I did some shopping after work and then had a drink with some friends, and for the whole five hours this took, I’ve felt people have been staring and making negative judgements about me.
It started as soon as I left work. I was so keen to get away from the disgusted looks of some older women at the bus stop that I got on the wrong bus. This meant I had to get off outside a high school just as all the students were leaving. Several children saw me and ran away scared. One girl said, “Look at the mad woman.” I told her and her friends that I’m not mad, but that I have Tourettes, and walked away.
I got on another bus, which was packed, so standing and persuading my arm to hold on was a struggle. Two young girls nearby didn’t take their eyes off me. I smiled at them but it made no difference to their expressions and the way they were staring at me. I called Laura and I’ve never seen anyone look as startled as they did that I was able to speak normally.
While I was waiting for Laura, Hannah and Emma in Brixton, I looked round the shops. I saw security guards looking nervous and there was lots of giggling from other shoppers. Outside one shop when two young men thought I’d sworn at them they grabbed my arm and asked me what my problem was. I tried to explain and they let go but they walked away, still angry.

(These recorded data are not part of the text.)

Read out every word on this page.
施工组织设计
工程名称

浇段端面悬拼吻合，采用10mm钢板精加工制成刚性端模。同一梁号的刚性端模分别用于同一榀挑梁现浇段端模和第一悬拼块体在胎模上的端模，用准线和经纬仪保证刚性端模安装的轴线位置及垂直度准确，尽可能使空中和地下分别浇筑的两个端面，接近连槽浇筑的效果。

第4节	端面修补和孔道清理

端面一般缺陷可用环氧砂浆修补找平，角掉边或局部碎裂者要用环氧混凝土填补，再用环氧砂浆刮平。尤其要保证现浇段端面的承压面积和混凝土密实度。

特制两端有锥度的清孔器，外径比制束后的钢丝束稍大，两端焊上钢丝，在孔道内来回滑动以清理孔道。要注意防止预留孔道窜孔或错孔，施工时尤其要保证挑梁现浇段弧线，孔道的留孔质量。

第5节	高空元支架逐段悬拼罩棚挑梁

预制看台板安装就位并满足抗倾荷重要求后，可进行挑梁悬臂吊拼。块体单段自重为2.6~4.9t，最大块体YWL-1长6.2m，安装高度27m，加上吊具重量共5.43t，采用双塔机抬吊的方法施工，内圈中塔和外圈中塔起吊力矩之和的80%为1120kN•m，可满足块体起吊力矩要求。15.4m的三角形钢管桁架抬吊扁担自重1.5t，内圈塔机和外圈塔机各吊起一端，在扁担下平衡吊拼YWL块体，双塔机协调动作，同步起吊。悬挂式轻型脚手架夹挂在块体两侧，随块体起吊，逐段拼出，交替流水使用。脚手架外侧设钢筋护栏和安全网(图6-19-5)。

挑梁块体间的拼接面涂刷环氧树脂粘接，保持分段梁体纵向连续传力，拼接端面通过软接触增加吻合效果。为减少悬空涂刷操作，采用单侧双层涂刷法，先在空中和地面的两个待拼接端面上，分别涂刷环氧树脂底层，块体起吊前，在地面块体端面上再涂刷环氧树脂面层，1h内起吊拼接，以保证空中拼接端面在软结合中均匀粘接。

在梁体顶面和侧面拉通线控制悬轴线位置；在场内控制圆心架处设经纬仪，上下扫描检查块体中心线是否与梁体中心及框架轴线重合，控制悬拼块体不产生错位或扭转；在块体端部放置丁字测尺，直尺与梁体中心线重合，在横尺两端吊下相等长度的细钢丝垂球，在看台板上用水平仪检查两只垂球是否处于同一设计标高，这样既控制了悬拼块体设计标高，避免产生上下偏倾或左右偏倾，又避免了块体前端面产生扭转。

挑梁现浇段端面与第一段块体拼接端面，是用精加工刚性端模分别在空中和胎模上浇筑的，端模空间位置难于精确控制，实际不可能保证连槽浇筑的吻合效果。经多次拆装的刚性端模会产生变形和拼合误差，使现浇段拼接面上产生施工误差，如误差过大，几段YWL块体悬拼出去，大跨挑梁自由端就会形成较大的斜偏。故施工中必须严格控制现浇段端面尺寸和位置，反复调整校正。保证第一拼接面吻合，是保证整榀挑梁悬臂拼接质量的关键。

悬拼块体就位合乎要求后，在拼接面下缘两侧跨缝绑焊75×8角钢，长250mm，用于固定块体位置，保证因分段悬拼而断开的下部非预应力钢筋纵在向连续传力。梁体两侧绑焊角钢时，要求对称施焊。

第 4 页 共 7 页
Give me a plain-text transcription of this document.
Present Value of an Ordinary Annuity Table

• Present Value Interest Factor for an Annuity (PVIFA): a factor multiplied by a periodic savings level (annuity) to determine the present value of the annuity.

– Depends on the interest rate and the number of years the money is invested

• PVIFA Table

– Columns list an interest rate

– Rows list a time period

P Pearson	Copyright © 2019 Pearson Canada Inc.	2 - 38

I met my friends and even with them there was a moment when I felt awkward. I asked Emma to hold my hand to stop me hitting myself and she refused. I asked her later why she wouldn’t help and she said she didn’t want to interact with my tics.
On the way home a woman moved away from me on the bus and a man stood in the aisle pointing at me and laughing. As I walked back to the lair two young women shouted, “Shit, fuck, wank” at me. The young man who was with them told them to leave it out as I had Tourettes. I confirmed this, thanked him and we talked briefly as we walked along together. They appeared to get friendlier but just as we parted one of the girls dangled a used condom in my face and walked away shouting swearwords.
It’s been a relentless challenge today but even so I wouldn’t have chosen to do anything differently. Attitudes won’t ever change if I hide away.